Use the aggregated data set for the rest of this question.

  1. Create univariate plots of number of counts (response) as a function of each of the continuous covariates; use colour or shape to distinguish between samples from mined and non-mined sites.

  2. Fit a negative binomial model (NB2, i.e. variance is a quadratic function of the mean) using main effects of all of the available covariates (DOP, Wtemp, DOY, mined).

  3. Plot diagnostics, colouring the points by whether they correspond to mined sisites or not.

  4. Generate 1000 predictive simulations from your fitted model; produce a plot showing the distribution of the number of zero-count observations in the ensemble of simulations. Compare the number of zero-count observations in the data and draw conclusions about the need (or not) for a zero-inflated model.

  5. Using the glmmTMB package, fit regular and zero-inflated NB1 and NB2 models (assume the level of zero-inflation is independent of the covariates). Compute AIC for all four models and describe your conclusions about which model is best, why, and by how much. Repeat the predictive simulations and count-of-zeros plot for your best model.

  6. What conclusions do you draw about the effect of mining on (aggregated) salamander counts?

IV. Mixed models

The Early data set is from the mlmRev package:

The 103 infants from low income African American families were divided into a treatment group (58 infants) and a control group (45 infants). Starting at 0.5 years of age the infants in the treatment group were exposed to an enriched environment. Each infant’s cognitive score on an age-specific, normalized scale was recorded at ages 1, 1.5, and 2 years.

The predictor variables are id (ID number), age, and trt (N/Y). The response is cog (cognitive score).

You may choose either lme4 or lmerTest to fit the mixed models in this example.

  1. Graph the data in a way that shows all of the effects on cog, including distinguishing among individuals in some way.

  2. Construct two modified versions of the age variable, one (fAge) a factor with associated sum-to-zero contrasts, and one (cAge) a zero-mean numeric variable (these are already in the file, although you may still need to convert fAge to a factor and set its contrasts). Fit three ordinary linear models (ignoring id, but including the interaction of age and treatment), one with each version of the age variable (original, factor, mean-centered). Describe and compare the three models, especially the statistical significance of the main effect of treatment. Use AIC to compare the three models and interpret the results (differences in both df and AIC.

Regardless of the conclusions you reached in the previous step, use the centered-mean (cAge) predictor in the remainder of this question.

  1. What is the maximal random-effects model for this experimental design, i.e. what is the most complex random-effects specification we can theoretically fit?

  2. Use lmer to fit the random-slopes model (i.e. including variation among individuals in intercept and slope [age effects], and the correlation between these two sources of variability). What is the problem with this model? How can you tell?

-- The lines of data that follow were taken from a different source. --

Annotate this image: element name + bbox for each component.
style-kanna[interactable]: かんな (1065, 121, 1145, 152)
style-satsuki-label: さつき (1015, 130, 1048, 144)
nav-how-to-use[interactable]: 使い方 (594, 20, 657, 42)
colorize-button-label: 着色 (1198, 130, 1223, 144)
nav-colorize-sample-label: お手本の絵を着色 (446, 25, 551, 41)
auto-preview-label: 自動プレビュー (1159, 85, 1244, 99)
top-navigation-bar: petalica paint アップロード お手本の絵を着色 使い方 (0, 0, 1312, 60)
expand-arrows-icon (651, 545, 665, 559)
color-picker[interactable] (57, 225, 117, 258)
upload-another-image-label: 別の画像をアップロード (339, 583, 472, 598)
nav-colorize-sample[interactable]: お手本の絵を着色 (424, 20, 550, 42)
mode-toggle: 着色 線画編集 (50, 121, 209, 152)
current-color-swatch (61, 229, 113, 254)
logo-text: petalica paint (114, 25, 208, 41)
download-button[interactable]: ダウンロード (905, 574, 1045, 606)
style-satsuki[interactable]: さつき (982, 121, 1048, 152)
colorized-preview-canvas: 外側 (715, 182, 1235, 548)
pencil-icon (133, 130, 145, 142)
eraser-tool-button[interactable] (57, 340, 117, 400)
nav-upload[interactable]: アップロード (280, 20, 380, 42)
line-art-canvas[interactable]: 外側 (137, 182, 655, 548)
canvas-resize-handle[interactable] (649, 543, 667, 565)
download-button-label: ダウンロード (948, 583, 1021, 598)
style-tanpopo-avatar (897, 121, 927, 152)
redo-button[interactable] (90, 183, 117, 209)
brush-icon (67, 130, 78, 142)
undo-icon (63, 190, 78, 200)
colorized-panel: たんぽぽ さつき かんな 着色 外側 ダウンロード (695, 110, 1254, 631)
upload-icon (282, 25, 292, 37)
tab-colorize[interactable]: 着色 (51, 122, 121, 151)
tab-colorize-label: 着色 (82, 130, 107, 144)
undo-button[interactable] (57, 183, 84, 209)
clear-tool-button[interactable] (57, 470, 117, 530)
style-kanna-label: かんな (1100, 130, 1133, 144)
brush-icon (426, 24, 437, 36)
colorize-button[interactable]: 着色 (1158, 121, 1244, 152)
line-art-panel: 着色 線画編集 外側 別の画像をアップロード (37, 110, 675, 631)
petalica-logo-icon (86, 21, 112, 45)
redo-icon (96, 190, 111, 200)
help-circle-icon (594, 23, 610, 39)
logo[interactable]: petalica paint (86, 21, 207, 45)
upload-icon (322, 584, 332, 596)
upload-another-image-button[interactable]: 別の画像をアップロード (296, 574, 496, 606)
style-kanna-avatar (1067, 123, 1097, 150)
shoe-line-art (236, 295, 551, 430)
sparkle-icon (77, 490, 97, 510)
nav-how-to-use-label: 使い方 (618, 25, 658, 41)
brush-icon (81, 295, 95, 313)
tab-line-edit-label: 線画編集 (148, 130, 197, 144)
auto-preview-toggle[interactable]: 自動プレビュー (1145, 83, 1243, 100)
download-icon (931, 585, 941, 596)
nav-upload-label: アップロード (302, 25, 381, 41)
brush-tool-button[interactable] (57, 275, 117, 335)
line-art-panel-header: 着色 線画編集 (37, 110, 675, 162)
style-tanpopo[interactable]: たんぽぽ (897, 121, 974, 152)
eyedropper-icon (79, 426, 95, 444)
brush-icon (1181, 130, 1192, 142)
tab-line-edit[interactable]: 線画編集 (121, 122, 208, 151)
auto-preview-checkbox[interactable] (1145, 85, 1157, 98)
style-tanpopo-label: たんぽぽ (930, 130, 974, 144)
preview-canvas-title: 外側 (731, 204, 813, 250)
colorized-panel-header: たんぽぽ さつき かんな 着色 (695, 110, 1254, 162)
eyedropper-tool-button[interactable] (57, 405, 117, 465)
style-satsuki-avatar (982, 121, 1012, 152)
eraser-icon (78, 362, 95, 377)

  3. Fit a reduced form of the previous model that forces independent variation in the intercept and slope (use || in lmer, or diag() in glmmTMB). Ignore any convergence warnings (not generally OK, but I’m asking you to ignore warnings for this question).

  4. Fit a model with variation in the intercept only. Compare the three models (intercept+slope+correlation, independent intercept+slope, intercept-only) by AIC. What do you conclude?

  5. Using the most complex non-singular mixed model, compare the conclusions about the effectiveness of the treatment between the mixed model and the linear model that uses cAge. If you used lme4, compare the estimate, standard error and t-statistic; if you used lmerTest, you can compare the p-values and residual degrees of freedom as well.